飲食店の開業には、3つの資格と届出が必要です!
- 食品衛生責任者
- 防火管理者
- 飲食店営業許可
資格の取得や届出には、講習への参加が必要になる場合もあり、ある程度時間がかかります。余裕をもって手続きを行いましょう。
詳細は、「飲食店の開業に必要な資格や届出をわかりやすく解説」の記事でご確認ください。
8. 什器・備品購入(3ヶ月前)
店内の内装が整った後に、店内で使用する食器や調理道具、テーブルや椅子などを用意していきます。
什器・備品は、新品や中古を購入する場合が多いですが、一部の高価な什器に関しては、リースをすることで初期費用を抑えて用意できます。
コンセプトに合ったもの、予算に合ったものを選んでいきましょう!
9. スタッフ採用・システム導入(2ヶ月前)
次に、スタッフ採用とシステム導入です。
昨今、飲食店のスタッフの採用は、非常に難しくなってきています。スタッフが簡単には見つからない可能性もあるため、スタッフ募集を早めに行う必要があるかもしれません。
そうそう。飲食業界は、どこも人手不足だよ…
もしもスタッフが思うように見つからない場合は、スタッフの数が少なくても、運用ができるように、システム導入を行うのも一つの方法です。
導入するシステムの例としては、
- POSレジ
- セルフオーダーシステム
などがあります。
昨今では、お客さまが自分でスマホから注文を行う、セルフオーダーシステムの導入が増えてきました。

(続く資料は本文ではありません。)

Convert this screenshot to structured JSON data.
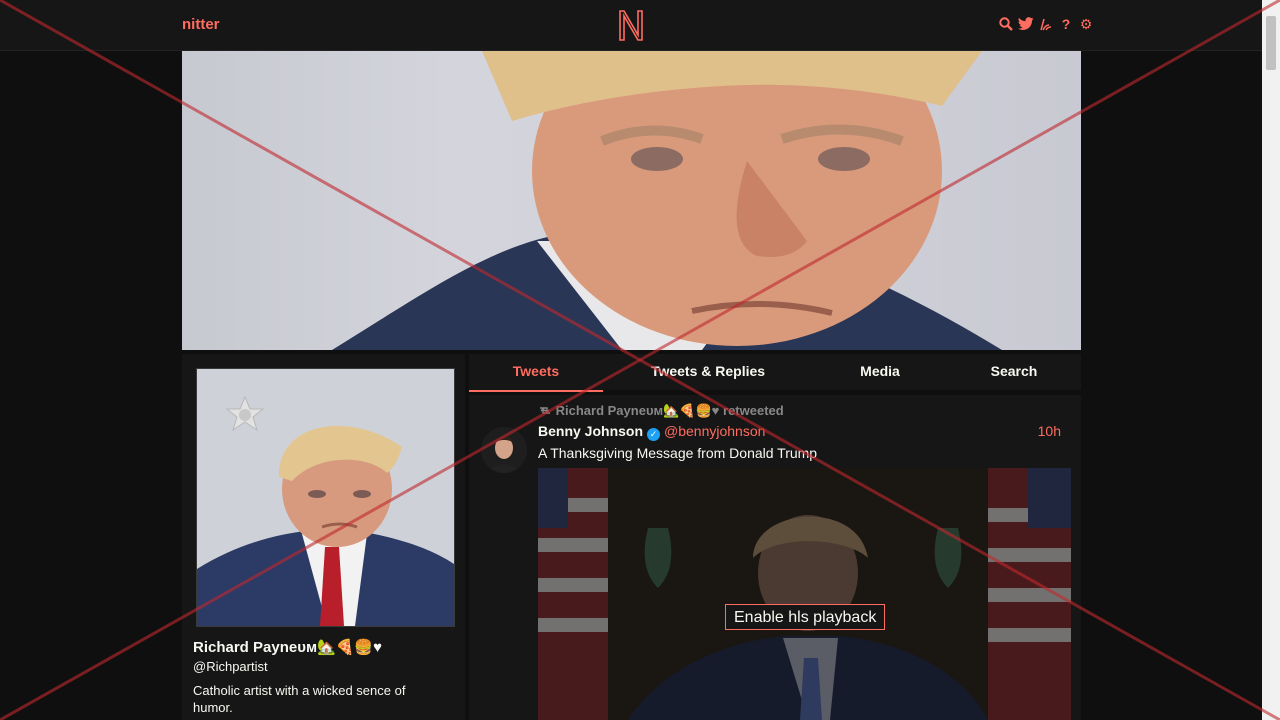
{
  "navbar": {
    "brand": "nitter",
    "icons": [
      "search-icon",
      "twitter-bird-icon",
      "rss-icon",
      "help-icon",
      "settings-gear-icon"
    ],
    "icon_glyphs": [
      "",
      "",
      "",
      "?",
      "⚙"
    ]
  },
  "profile": {
    "fullname": "Richard Payneᴜᴍ🏡🍕🍔♥",
    "username": "@Richpartist",
    "bio": "Catholic artist with a wicked sence of humor."
  },
  "tabs": [
    {
      "label": "Tweets",
      "active": true
    },
    {
      "label": "Tweets & Replies",
      "active": false
    },
    {
      "label": "Media",
      "active": false
    },
    {
      "label": "Search",
      "active": false
    }
  ],
  "tweet": {
    "retweet_header": "Richard Payneᴜᴍ🏡🍕🍔♥ retweeted",
    "fullname": "Benny Johnson",
    "username": "@bennyjohnson",
    "date": "10h",
    "content": "A Thanksgiving Message from Donald Trump",
    "video_button": "Enable hls playback"
  },
  "colors": {
    "accent": "#ff6c60",
    "background": "#0f0f0f",
    "panel": "#161616",
    "text": "#f8f8f2",
    "muted": "#888889",
    "overlay_x": "#c0282e"
  }
}
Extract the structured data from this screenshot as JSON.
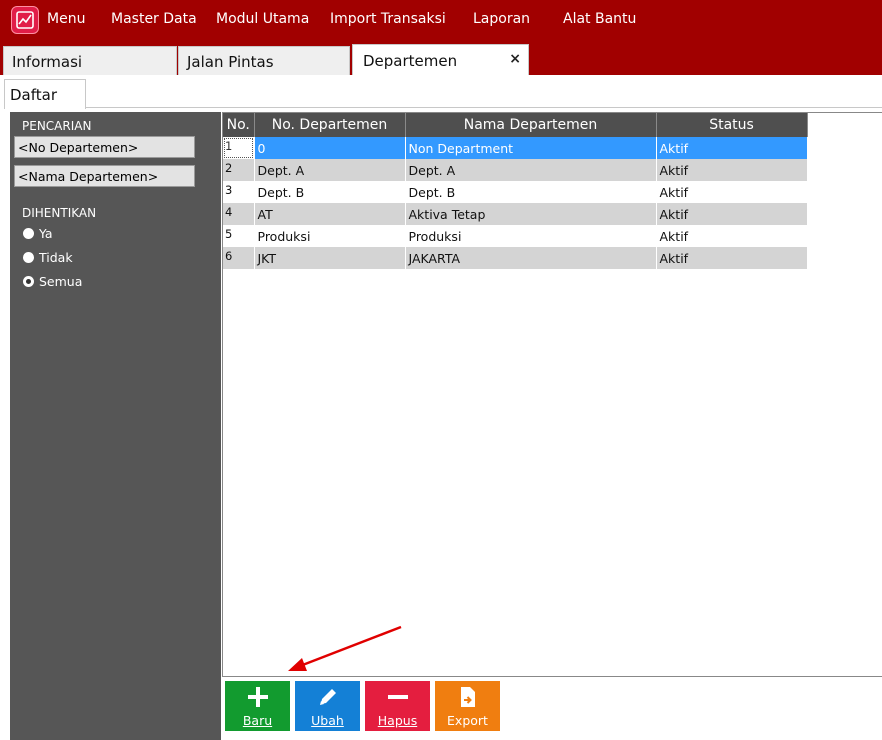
{
  "app": {
    "menu": [
      "Menu",
      "Master Data",
      "Modul Utama",
      "Import Transaksi",
      "Laporan",
      "Alat Bantu"
    ],
    "logo_icon": "chart-logo-icon",
    "accent_color": "#a10000"
  },
  "tabs": {
    "items": [
      "Informasi",
      "Jalan Pintas",
      "Departemen"
    ],
    "active": "Departemen",
    "close": "×"
  },
  "subtab": {
    "label": "Daftar"
  },
  "search": {
    "section_label": "PENCARIAN",
    "no_departemen": "<No Departemen>",
    "nama_departemen": "<Nama Departemen>",
    "stopped_label": "DIHENTIKAN",
    "options": [
      "Ya",
      "Tidak",
      "Semua"
    ],
    "selected": "Semua"
  },
  "grid": {
    "columns": [
      "No.",
      "No. Departemen",
      "Nama Departemen",
      "Status"
    ],
    "rows": [
      [
        "1",
        "0",
        "Non Department",
        "Aktif"
      ],
      [
        "2",
        "Dept. A",
        "Dept. A",
        "Aktif"
      ],
      [
        "3",
        "Dept. B",
        "Dept. B",
        "Aktif"
      ],
      [
        "4",
        "AT",
        "Aktiva Tetap",
        "Aktif"
      ],
      [
        "5",
        "Produksi",
        "Produksi",
        "Aktif"
      ],
      [
        "6",
        "JKT",
        "JAKARTA",
        "Aktif"
      ]
    ],
    "selected_row": 1
  },
  "toolbar": {
    "baru": "Baru",
    "ubah": "Ubah",
    "hapus": "Hapus",
    "export": "Export",
    "colors": {
      "baru": "#129b2f",
      "ubah": "#1480d6",
      "hapus": "#e41e3f",
      "export": "#f07e10"
    }
  }
}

スタッフが注文取りを行う必要がないため、「人件費の削減」や「人手不足の対策」になります。
当社が提供する「オーダーアール」も、セルフオーダーシステムです。無料プランもあるので、ぜひ一度お試しください。
10. 販促・プレオープン(1ヶ月前)
オペレーションの仕組みが整えば、いよいよオープン間近です!
チラシを用意したり、Webサイト、Googleビジネスプロフィール(Google Map)、SNSなどを活用して告知を行っていきましょう。プレオープンでは、知り合いなどに来てもらい、SNSでの拡散に協力してもらうと良いでしょう。
プレオープンで明らかになったオペレーション不足を補うなど、開業の最終調整を行います。
そして、開業!
プレオープンが終われば、いよいよ開業です!
【ステップ1】コンセプトの設計方法で言葉にしたWHY、「あなたは何のために飲食店を開きますか?」を忘れずに、店舗を営業していきましょう。
まとめ
約1年間かけて、開業までの準備の流れを10のステップでご紹介してきました。今回ご紹介したものは、あくまでも1つの例です。
さまざまな飲食店の形態が考えられるので、この記事の内容を参考に、自分のお店に必要な準備を計画的に行うことが重要です。
まずはコンセプト設計からです。しっかりと飲食店を開業する理由を言葉にして、理想のお店を実現し、安定した営業を行っていきましょう!